Ab183711

For LSD1 interaction studies with CoREST and HDAC2, total protein lysates were prepared from Caco-2 cells (1 × 10⁷) using RIPA buffer (20 mM Tris-HCl pH 7.5, 150 mM NaCl, 1 mM EDTA, 0.1% SDS, 1% NP40, 1× protease inhibitor cocktail). Cells were lysed for 30 min at 4 °C prior to LSD1 pulldown with 15 µg of rabbit polyclonal anti-KDM1/LSD1 (ab17721, Abcam) and Protein A magnetic beads (16-661, Merck Millipore). The beads were washed, and the bound proteins were eluted with immunoblot loading buffer containing beta-mercaptoethanol, followed by incubating at 95 °C for 5 min. Samples were subjected to western blotting as described above. Membranes were probed with rabbit anti-CoREST antibody (ab183711, Abcam) or rabbit anti-HDAC antibody (57156, Cell Signaling Technology) overnight at 4 °C, and detected using mouse and rabbit HRP antibodies and enhanced chemiluminescence reagents. Signals were imaged with the iBrightTM CL1500 Imaging System.

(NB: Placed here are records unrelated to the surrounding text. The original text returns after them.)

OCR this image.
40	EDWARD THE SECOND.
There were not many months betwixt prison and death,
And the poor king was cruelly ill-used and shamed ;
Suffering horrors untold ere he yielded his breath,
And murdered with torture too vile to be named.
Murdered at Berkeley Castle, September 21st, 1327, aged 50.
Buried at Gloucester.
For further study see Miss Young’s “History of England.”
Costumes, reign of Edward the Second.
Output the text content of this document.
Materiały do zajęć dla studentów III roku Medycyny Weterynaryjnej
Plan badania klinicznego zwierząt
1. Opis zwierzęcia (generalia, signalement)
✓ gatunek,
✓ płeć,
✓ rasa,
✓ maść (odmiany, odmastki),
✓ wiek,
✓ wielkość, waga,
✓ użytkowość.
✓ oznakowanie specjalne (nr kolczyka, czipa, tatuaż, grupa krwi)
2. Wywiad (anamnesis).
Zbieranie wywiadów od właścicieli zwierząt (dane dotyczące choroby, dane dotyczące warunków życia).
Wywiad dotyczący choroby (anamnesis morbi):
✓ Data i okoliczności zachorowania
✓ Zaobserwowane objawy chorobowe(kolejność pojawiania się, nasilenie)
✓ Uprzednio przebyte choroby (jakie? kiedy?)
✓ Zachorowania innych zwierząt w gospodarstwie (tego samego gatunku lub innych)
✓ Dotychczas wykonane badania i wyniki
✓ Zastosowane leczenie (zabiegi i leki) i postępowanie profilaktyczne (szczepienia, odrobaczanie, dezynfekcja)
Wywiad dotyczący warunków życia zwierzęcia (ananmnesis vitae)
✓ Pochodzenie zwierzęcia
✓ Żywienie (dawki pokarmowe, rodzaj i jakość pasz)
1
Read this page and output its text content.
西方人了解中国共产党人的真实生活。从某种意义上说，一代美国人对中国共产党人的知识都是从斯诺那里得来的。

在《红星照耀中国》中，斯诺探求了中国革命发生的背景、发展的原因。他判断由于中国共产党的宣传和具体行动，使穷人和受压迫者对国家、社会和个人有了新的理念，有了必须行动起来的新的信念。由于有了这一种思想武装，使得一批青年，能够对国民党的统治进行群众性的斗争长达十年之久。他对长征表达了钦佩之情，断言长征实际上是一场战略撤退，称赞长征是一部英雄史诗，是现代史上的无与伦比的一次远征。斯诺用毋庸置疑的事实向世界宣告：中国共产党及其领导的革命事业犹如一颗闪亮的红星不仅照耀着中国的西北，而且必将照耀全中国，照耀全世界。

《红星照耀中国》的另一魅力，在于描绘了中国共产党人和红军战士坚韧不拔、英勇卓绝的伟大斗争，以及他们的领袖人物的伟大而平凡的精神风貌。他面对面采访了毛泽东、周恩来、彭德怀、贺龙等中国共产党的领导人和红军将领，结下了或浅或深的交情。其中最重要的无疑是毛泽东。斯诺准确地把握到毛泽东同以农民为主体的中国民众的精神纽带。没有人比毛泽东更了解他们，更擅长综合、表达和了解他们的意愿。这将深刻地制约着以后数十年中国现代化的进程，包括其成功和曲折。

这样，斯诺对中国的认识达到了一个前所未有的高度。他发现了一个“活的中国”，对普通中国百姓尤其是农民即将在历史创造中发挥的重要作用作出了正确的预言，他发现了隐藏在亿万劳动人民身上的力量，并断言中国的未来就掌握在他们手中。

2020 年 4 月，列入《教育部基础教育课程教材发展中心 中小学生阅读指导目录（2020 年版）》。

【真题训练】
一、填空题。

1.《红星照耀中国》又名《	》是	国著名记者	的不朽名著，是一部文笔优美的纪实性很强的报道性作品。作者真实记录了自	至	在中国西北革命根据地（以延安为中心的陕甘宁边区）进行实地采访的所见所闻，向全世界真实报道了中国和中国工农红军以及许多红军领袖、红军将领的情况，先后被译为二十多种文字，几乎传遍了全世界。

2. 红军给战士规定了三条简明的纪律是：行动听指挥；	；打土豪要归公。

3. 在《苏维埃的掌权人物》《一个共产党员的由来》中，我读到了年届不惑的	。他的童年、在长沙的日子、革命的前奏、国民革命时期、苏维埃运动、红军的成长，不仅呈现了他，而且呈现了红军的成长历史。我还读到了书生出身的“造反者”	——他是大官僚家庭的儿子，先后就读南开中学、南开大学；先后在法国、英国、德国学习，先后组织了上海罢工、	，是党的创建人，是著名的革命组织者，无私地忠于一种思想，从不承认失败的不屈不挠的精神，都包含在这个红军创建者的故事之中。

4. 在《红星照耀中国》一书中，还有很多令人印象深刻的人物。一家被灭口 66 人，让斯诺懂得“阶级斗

For ACE2 methylation studies, cell surface protein extracts were prepared from Caco-2 cells (1 × 10⁷) using the PierceTM Cell Surface Protein Biotinylation and Isolation Kit as described above. Membrane extracts were subjected to ACE2 pulldown with 15 µg rabbit anti-ACE2 antibody (SN0754) (NBP2-67692, Novus Biologicals) as described above, and western blot performed using the rabbit anti-pan methyl Lysine antibody (ab7315, Abcam).